CD Reviews | CTD (Briefly Noted) | JFL (Dip Your Ears) | DVD Reviews

18.1.05

Whatever Happened to Anne Parillaud?

Available from Amazon:
Available at Amazon
Luc Besson, La Femme Nikita, starring Anne Parillaud (1990)
I like spy pictures, and I still think that one of the best spy movies ever made was Luc Besson's La Femme Nikita (1990), starring Anne Parillaud in an amazing breakout performance. (Don't even talk to me about the coprolithic American remake or television series.) An article by Isabelle Regnier (Anne Parillaud, dans le vif de l'écran, January 14) in Le Monde brought me up to date on what has happened to Parillaud's career since then (my translation):
In 1990, when Anne Parillaud became Nikita, she was 30 years old. She had been acting since she was 15 and had been noticed in several films, costarring Alain Delon, in particular. No big thing. But for this role of a junkie taken prisoner by the government, who becomes the sexiest cinema secret agent since Ernst Lubitsch's Ninotchka (1939), she worked as she never had before. She slept underneath bridges, learned to handle firearms, at which she became so skilled that she won shooting prizes. She became a star, picked up a César [the French Oscar], and then disappeared, as quickly as she had appeared.

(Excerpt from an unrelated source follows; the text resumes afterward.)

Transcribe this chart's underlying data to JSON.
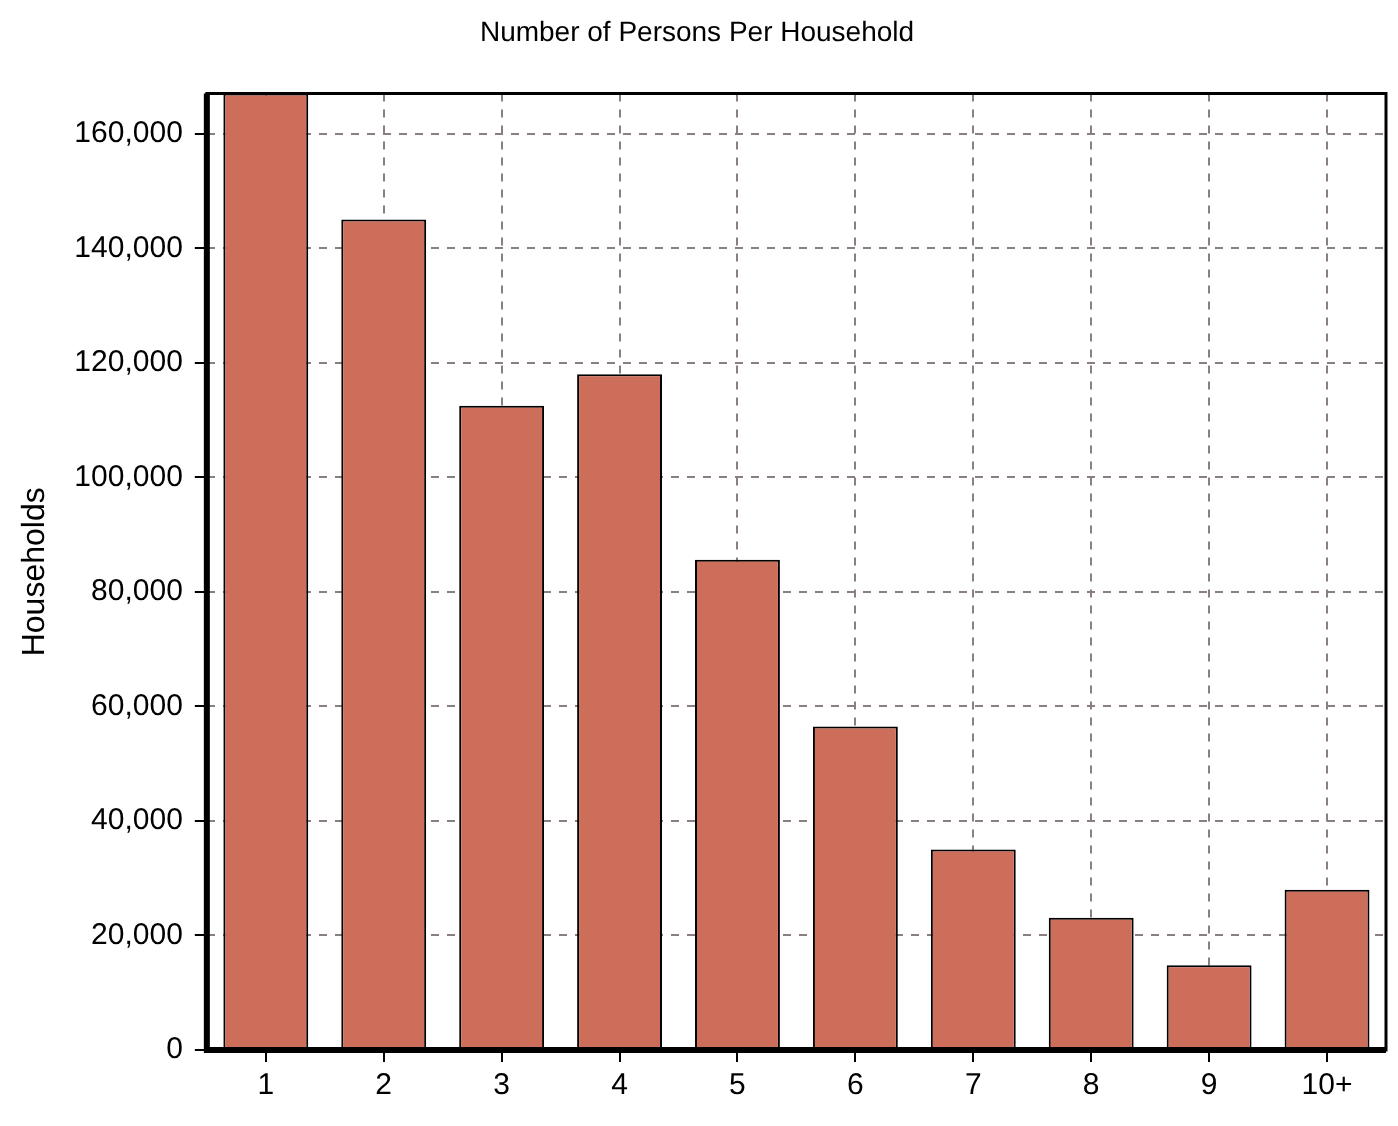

At the whim of chance and her choices, for a long time drawn by roles featuring marginal women, she found herself in Hollywood before returning to France. She really came back to our attention only in 2002, with Catherine Breillat's Sex Is Comedy. Today she is starring in Amos Gitaï's Terre promise. The experience remains one of the most transforming in her life. In the film, her character, Anne, exists only through her actions, those of a pimp, a trafficker in modern-day slaves who passes around bodies like merchandise. A total scoundrel whom she interprets masterfully, allowing us to glimpse, under a mask of hard-edged malice, a human presence, almost a fragility. Anne Parillaud doesn't know what to think about this role. She never imagined playing it. In the script, she was a victim, partly at least, a former prostitute always under the thumb of a pimp who deprives her of liberty.
The director ended up abandoning the planned scenario (not really a script) during filming, leaving the actors to improvise a story that fitted them better. In one scene, she auctions off girls as if she were dealing with animals.

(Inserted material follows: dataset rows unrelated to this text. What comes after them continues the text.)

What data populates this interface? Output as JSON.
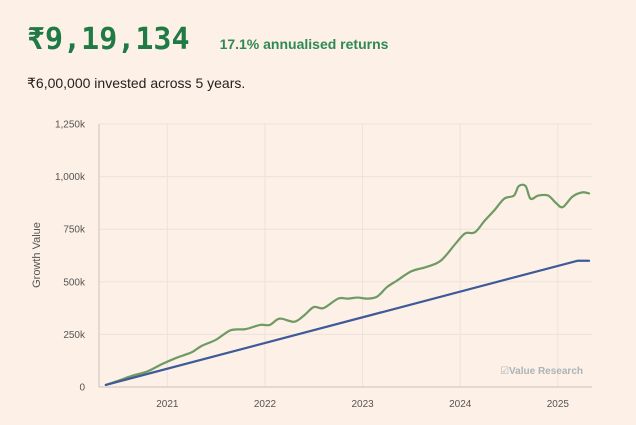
{
  "header": {
    "value": "₹9,19,134",
    "returns": "17.1% annualised returns",
    "invested_text": "₹6,00,000 invested across 5 years."
  },
  "watermark": "☑Value Research",
  "colors": {
    "value_green": "#1f7a45",
    "portfolio_line": "#6e9a64",
    "invested_line": "#3d5a99",
    "background": "#fdf0e6"
  },
  "chart_data": {
    "type": "line",
    "ylabel": "Growth Value",
    "xlabel": "",
    "ylim": [
      0,
      1250000
    ],
    "yticks": [
      0,
      250000,
      500000,
      750000,
      1000000,
      1250000
    ],
    "ytick_labels": [
      "0",
      "250k",
      "500k",
      "750k",
      "1,000k",
      "1,250k"
    ],
    "xlim": [
      2020.3,
      2025.35
    ],
    "xticks": [
      2021,
      2022,
      2023,
      2024,
      2025
    ],
    "xtick_labels": [
      "2021",
      "2022",
      "2023",
      "2024",
      "2025"
    ],
    "grid": true,
    "series": [
      {
        "key": "portfolio",
        "x": [
          2020.37,
          2020.5,
          2020.65,
          2020.8,
          2020.95,
          2021.1,
          2021.25,
          2021.35,
          2021.5,
          2021.65,
          2021.8,
          2021.95,
          2022.05,
          2022.15,
          2022.3,
          2022.4,
          2022.5,
          2022.6,
          2022.75,
          2022.85,
          2022.95,
          2023.05,
          2023.15,
          2023.25,
          2023.35,
          2023.5,
          2023.65,
          2023.8,
          2023.95,
          2024.05,
          2024.15,
          2024.25,
          2024.35,
          2024.45,
          2024.55,
          2024.6,
          2024.67,
          2024.72,
          2024.8,
          2024.9,
          2024.98,
          2025.05,
          2025.15,
          2025.25,
          2025.32
        ],
        "values": [
          10000,
          30000,
          55000,
          75000,
          110000,
          140000,
          165000,
          195000,
          225000,
          270000,
          275000,
          295000,
          295000,
          325000,
          310000,
          340000,
          380000,
          375000,
          420000,
          420000,
          425000,
          420000,
          430000,
          475000,
          505000,
          550000,
          570000,
          600000,
          680000,
          730000,
          735000,
          790000,
          840000,
          895000,
          910000,
          955000,
          955000,
          895000,
          910000,
          910000,
          875000,
          855000,
          905000,
          925000,
          920000
        ]
      },
      {
        "key": "invested",
        "x": [
          2020.37,
          2025.2,
          2025.32
        ],
        "values": [
          10000,
          600000,
          600000
        ]
      }
    ]
  }
}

The scene was filmed at night, in the desert. Anne Parillaud set foot in Israel for the first time in her life and was led directly to the set. On location, Gitaï's assistant informed her that she would start shooting that very night: "There are eight Russian girls. You have to sell them." The scene was not written down at all, no one had been told anything. Nothing about the desert or about the attitude of the director, who speaks to the actors only during shooting.

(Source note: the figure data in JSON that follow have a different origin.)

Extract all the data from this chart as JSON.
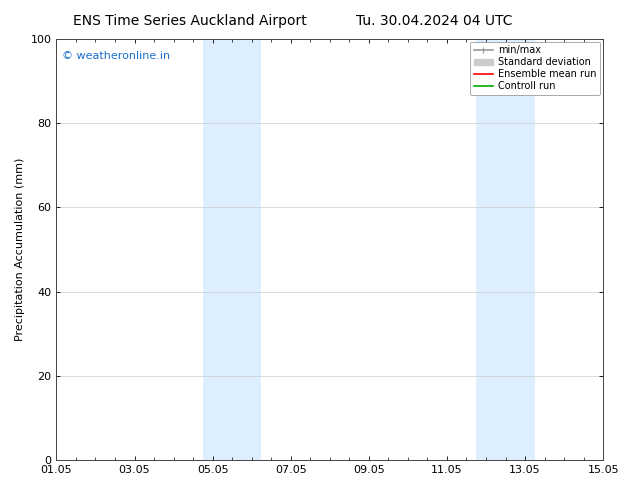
{
  "title1": "ENS Time Series Auckland Airport",
  "title2": "Tu. 30.04.2024 04 UTC",
  "ylabel": "Precipitation Accumulation (mm)",
  "ylim": [
    0,
    100
  ],
  "xtick_labels": [
    "01.05",
    "03.05",
    "05.05",
    "07.05",
    "09.05",
    "11.05",
    "13.05",
    "15.05"
  ],
  "xtick_positions": [
    0,
    2,
    4,
    6,
    8,
    10,
    12,
    14
  ],
  "ytick_positions": [
    0,
    20,
    40,
    60,
    80,
    100
  ],
  "shaded_bands": [
    {
      "x_start": 3.75,
      "x_end": 5.25
    },
    {
      "x_start": 10.75,
      "x_end": 12.25
    }
  ],
  "shade_color": "#ddeeff",
  "watermark": "© weatheronline.in",
  "watermark_color": "#1a6dcc",
  "legend_entries": [
    {
      "label": "min/max",
      "color": "#999999",
      "lw": 1.2
    },
    {
      "label": "Standard deviation",
      "color": "#cccccc",
      "lw": 5
    },
    {
      "label": "Ensemble mean run",
      "color": "#ff0000",
      "lw": 1.2
    },
    {
      "label": "Controll run",
      "color": "#00aa00",
      "lw": 1.2
    }
  ],
  "bg_color": "#ffffff",
  "plot_bg_color": "#ffffff",
  "grid_color": "#cccccc",
  "title_fontsize": 10,
  "ylabel_fontsize": 8,
  "tick_fontsize": 8,
  "watermark_fontsize": 8,
  "legend_fontsize": 7
}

What has she done since Nikita? She mentions John Landis's Innocent Blood and Adam Coleman Howard's Dead Girl, which was never distributed. In that film, she played the role of a dead woman involved in a love affair with a living man. She also listed Diane Kurys A la folie (1994), Claude Lelouch's Une pour toutes (1999), and Olivier Marchal's Gangsters (2002), none of which I have heard of or seen. She was also in a film called Cœur de métisse, largely unknown, for which she prepared by living for three weeks on an Indian reservation in Canada. There is more about her latest film, Amos Gitaï's Terre promise, in an article by Jean-Luc Douin ("Terre promise" : Amos Gitaï filme la traite des corps en Israël, January 11) in Le Monde.